Viele Leute würden sagen, daß dies eine Frage von weltweitem Interesse ist, nicht allein eine namibische Frage, und daß sich die Swapo deshalb nicht alleine damit befassen kann. Aber ich denke, man muß uns die Chance lassen, dieses Problem unter uns zu lösen. Ich will nicht sagen, daß das Ausland gar nichts tun soll, aber ich glaube, man hat uns noch keine faire Chance gegeben, alleine mit dem Problem fertig zu werden. Einige Solidaritätsorganisationen im Ausland haben beispielsweise schon erklärt, daß sie die Unterstützung der Swapo einstellen werden. Aber sie haben ihre Hilfe doch nicht an eine „abstrakte Einheit Swapo“ gegeben! Swapo vertrat die Interessen des gesamten namibischen Volkes. Wenn man also die Hilfe aufgibt, dann verweigert man unschuldigen NamibierInnen, Tausenden von Männern, Frauen und Kindern, die Möglichkeit, sich mit Hilfe dieser Unterstützung weiter zu entwickeln. Ich sage also: Laßt uns die Swapo kritisieren!

Natürlich ist es hilfreich, daß jede Regierung und Organisation äußeren Kontrollmechanismen unterworfen ist. Trotzdem - gebt uns eine Chance! Ich habe das Gefühl, daß die Swapo fähig ist, diese Geschichte selbst zu klären, wenn man ihr nur die Gelegenheit dazu gibt. Sollte mich mein Gefühl nicht täuschen, sind immer noch etliche von uns in der Lage, innerhalb der Organisation entsprechenden Druck auszuüben, um sicherzustellen, daß diese Angelegenheit nicht in Vergessenheit gerät.

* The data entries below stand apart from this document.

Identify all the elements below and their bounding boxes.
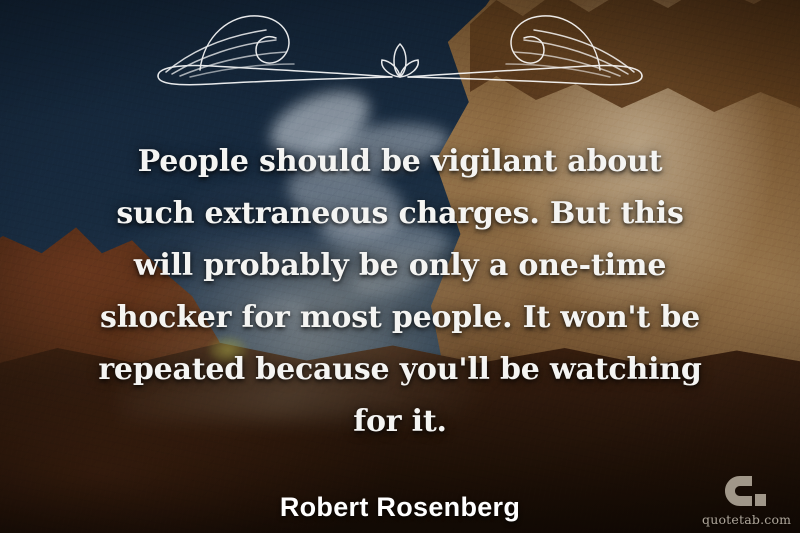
flourish-divider-icon xyxy=(80,6,720,90)
quote-text: People should be vigilant about such ext… xyxy=(95,136,705,448)
card-content: People should be vigilant about such ext… xyxy=(0,0,800,533)
site-watermark[interactable]: quotetab.com xyxy=(702,472,788,527)
quote-image-card: People should be vigilant about such ext… xyxy=(0,0,800,533)
watermark-site-label: quotetab.com xyxy=(702,512,788,527)
quotetab-q-logo-icon xyxy=(722,472,768,510)
author-name: Robert Rosenberg xyxy=(0,492,800,523)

Ich weiß auch nicht, ob der Druck von außen, egal welcher Art, so effektiv sein kann, wie das einfache Vertrauen auf die Menschlichkeit, auf die Loyalität von Leuten innerhalb der Organisation. Dieselbe Loyalität, die einige von uns bewogen hat, in der Organisation zu bleiben, muß es doch auch bei anderen Leuten geben. Das ist meine Hoffnung für die Zukunft: Daß es politische Führer gibt, denen das nicht egal ist, denen Namibia am Herzen liegt. Ich hoffe, daß man auf ihre Menschlichkeit zählen kann und daß sie etwas tun werden. Ich kann mir vorstellen, daß wir sonst jedes Mal, wenn etwas passiert, auf weltweite Appelle angewiesen sein werden: „Bitte übt Druck auf die Swapo aus, damit sie dies oder jenes tut.“ Ich hoffe, daß die Menschlichkeit sich behaupten wird.